About the ALBA-1 cable
According to TeleGeography and other media, the ALBA-1 is a 1860 km submarine cable linking Cuba, Jamaica and Venezuela, which was first announced in January 2007, with a design capacity of 5.12 Tbps. Venezuelan/Cuban joint venture Telecomunicaciones Gran Caribe (TGC) was granted a licence in November 2009 to install a submarine cable between Caracas (Venezuela), Havana (Cuba) and Kingston (Jamaica). TGC was the sole bidder for the concession, which includes a spur to Haiti. TGC is 60% owned by state-run Telecom Venezuela with the remainder held by Cuba’s Telco Transbit.
Alcatel-Lucent was awarded the contract to provide turn-key solution for the construction of the ALBA-1 submarine cable system, with a final cost of US$70 million. The ALBA-1 cable landed at Siboney beach, Santiago de Cuba on February 9, 2011. But the activation for service hit delay after delay. Cuba kept silent on the delay of this missing submarine cable. And the ALBA-1 cable was activated in last August.
Alive Internet traffic over the ALBA-1 cable
In early January, Renesys’ global monitoring system picked up indications that the ALBA-1 cable has finally been activated, with live Internet traffic over the ALBA-1 cable system.
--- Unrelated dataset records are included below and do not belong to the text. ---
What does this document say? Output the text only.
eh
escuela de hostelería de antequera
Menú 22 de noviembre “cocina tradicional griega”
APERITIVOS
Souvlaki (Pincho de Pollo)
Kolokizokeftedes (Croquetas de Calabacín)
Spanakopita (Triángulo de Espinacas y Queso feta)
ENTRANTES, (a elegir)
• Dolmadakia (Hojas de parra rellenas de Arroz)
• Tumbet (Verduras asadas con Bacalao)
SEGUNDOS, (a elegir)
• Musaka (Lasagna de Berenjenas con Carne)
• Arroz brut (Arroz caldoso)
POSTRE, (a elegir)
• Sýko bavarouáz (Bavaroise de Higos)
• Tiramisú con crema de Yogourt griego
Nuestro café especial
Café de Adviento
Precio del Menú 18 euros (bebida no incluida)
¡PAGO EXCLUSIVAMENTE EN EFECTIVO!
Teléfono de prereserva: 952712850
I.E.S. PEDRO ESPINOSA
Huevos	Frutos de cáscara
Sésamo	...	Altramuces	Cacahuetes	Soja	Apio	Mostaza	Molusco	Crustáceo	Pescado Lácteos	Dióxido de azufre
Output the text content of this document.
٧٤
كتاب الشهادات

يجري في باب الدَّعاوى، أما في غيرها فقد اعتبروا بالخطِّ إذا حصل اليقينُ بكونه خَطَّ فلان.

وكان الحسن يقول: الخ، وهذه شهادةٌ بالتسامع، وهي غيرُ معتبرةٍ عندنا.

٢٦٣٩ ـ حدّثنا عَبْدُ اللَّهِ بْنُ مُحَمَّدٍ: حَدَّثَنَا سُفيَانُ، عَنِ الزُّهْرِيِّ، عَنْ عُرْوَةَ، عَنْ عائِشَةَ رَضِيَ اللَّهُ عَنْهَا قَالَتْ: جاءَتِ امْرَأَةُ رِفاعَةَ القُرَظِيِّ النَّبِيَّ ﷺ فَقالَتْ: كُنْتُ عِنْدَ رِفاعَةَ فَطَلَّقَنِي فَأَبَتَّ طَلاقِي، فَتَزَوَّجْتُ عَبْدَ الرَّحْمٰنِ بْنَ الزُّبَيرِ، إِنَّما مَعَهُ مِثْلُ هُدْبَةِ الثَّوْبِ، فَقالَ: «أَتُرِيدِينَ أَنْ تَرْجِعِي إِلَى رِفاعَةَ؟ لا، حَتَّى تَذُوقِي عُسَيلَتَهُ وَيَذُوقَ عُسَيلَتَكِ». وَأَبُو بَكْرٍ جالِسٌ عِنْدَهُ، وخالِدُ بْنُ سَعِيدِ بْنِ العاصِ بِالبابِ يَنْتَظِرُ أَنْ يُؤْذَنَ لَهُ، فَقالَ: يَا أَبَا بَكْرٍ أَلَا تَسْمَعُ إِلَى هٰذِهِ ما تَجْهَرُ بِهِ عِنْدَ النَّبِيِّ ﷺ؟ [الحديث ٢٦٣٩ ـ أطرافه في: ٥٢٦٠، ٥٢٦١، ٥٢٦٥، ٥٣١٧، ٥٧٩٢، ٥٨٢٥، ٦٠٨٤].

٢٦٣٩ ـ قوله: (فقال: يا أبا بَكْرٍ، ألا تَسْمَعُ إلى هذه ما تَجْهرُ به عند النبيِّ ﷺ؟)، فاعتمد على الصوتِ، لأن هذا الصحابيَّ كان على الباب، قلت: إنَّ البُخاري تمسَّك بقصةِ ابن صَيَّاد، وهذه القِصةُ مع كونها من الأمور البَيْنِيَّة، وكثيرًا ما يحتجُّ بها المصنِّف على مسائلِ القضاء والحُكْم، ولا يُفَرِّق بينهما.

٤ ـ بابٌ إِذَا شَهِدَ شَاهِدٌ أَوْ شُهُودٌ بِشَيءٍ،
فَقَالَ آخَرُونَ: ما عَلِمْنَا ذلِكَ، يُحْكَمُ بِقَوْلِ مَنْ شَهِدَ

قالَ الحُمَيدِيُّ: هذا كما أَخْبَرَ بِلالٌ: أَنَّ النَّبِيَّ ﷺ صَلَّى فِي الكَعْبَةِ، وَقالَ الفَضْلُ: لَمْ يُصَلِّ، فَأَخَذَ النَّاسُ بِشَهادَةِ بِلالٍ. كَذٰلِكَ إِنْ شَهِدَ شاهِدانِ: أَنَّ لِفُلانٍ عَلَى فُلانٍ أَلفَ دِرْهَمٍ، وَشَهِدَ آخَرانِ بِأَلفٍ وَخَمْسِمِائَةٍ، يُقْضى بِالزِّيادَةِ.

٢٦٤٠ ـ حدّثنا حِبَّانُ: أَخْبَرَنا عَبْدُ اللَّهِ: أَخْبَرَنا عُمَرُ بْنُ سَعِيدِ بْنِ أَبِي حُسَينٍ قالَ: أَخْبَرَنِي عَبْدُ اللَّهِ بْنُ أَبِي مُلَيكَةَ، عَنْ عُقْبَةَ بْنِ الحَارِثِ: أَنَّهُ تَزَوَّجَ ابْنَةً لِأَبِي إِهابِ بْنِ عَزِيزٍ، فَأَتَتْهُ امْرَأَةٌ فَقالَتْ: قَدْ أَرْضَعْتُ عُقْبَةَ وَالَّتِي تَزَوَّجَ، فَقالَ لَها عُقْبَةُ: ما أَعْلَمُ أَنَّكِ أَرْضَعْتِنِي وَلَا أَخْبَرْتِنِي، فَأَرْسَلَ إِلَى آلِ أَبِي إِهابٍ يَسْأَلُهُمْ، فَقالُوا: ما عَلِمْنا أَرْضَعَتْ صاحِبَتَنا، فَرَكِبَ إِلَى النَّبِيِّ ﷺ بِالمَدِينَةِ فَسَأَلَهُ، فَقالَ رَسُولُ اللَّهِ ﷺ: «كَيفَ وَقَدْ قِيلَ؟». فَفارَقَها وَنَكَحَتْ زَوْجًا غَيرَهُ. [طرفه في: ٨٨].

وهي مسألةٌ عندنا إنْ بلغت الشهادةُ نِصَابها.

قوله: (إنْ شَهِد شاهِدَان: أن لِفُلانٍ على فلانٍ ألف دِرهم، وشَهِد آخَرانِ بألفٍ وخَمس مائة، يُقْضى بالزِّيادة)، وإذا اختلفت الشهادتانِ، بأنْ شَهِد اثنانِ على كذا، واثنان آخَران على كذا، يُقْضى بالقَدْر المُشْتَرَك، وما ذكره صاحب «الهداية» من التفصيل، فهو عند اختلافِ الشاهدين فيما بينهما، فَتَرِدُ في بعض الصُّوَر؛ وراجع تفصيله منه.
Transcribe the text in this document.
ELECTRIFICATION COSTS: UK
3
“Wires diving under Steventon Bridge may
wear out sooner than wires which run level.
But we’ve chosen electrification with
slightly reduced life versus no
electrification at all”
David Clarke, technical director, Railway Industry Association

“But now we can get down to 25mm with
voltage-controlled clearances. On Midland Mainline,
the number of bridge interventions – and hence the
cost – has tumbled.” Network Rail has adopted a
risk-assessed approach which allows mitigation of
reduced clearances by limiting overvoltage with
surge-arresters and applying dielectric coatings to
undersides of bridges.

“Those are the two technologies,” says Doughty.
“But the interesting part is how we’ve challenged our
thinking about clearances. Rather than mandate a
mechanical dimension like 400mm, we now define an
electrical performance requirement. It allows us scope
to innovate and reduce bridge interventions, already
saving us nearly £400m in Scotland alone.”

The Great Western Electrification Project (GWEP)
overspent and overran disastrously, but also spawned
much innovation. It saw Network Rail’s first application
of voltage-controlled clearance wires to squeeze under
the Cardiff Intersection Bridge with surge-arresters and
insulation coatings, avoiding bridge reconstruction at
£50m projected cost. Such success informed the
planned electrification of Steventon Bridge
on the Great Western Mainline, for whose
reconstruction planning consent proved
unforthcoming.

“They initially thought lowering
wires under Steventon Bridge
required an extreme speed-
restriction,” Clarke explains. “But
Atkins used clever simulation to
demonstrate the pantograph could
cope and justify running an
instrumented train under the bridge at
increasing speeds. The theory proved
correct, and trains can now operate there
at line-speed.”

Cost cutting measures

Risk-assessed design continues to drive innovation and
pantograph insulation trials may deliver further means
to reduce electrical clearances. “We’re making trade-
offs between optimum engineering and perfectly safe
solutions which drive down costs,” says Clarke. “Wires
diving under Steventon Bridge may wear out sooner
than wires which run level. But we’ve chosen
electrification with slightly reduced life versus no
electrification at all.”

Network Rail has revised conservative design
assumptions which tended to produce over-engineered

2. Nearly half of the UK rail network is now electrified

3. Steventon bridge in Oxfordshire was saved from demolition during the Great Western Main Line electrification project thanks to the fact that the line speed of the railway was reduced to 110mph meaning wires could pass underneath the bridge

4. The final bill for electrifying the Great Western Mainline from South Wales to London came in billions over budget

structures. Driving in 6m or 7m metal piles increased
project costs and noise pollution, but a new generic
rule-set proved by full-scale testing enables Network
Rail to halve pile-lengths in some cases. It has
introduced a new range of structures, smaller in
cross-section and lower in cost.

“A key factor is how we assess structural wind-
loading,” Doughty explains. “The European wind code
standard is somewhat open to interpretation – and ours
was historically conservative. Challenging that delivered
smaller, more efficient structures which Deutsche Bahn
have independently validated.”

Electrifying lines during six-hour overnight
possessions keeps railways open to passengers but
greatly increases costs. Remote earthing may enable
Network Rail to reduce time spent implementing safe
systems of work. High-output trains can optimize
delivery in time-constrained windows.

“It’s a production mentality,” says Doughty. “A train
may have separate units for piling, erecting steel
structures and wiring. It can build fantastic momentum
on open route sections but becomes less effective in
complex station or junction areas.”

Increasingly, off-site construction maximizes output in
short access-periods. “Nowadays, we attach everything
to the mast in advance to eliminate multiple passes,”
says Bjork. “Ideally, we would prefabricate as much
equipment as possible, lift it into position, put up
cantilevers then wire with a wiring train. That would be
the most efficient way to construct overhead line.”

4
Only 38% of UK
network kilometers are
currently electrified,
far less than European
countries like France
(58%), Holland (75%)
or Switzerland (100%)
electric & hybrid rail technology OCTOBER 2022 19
Before the activation of Internet traffic over the ALBA-1 cable, Cuba's Internet limped along on high-latency satellite service via three different Internet service providers. Until Jan 14, Renesys monitored and noticed that Spanish telecom giant Telefonica began service to Empresa de Telecomunicaciones de Cuba S.A. (ETECSA), the state telecom of Cuba.
And Renesys also observed traceroutes into Cuba following a new path via Telefonica and recording significantly lower latencies. The fact that the latencies to Cuba from many locations around the world have dropped below 480ms means that the new Telefonica service cannot be entirely via satellite. However, if it were solely via submarine cables, expected latencies from many nearby countries would be less than 50ms.
Renesys concluded that the Cuban Internet should partially run through the sole submarine cable linking Cuba, i.e., the ALBA-1 submarine cable system. And on the same day that Renesys saw the first evidence of the ALBA-1 cable, Cuba eliminated the requirement of an exit visa for its people to travel outside the country.
According to FOXNEWS, Cuba's state telecom monopoly acknowledged the test of Internet traffic over the ALBA-1.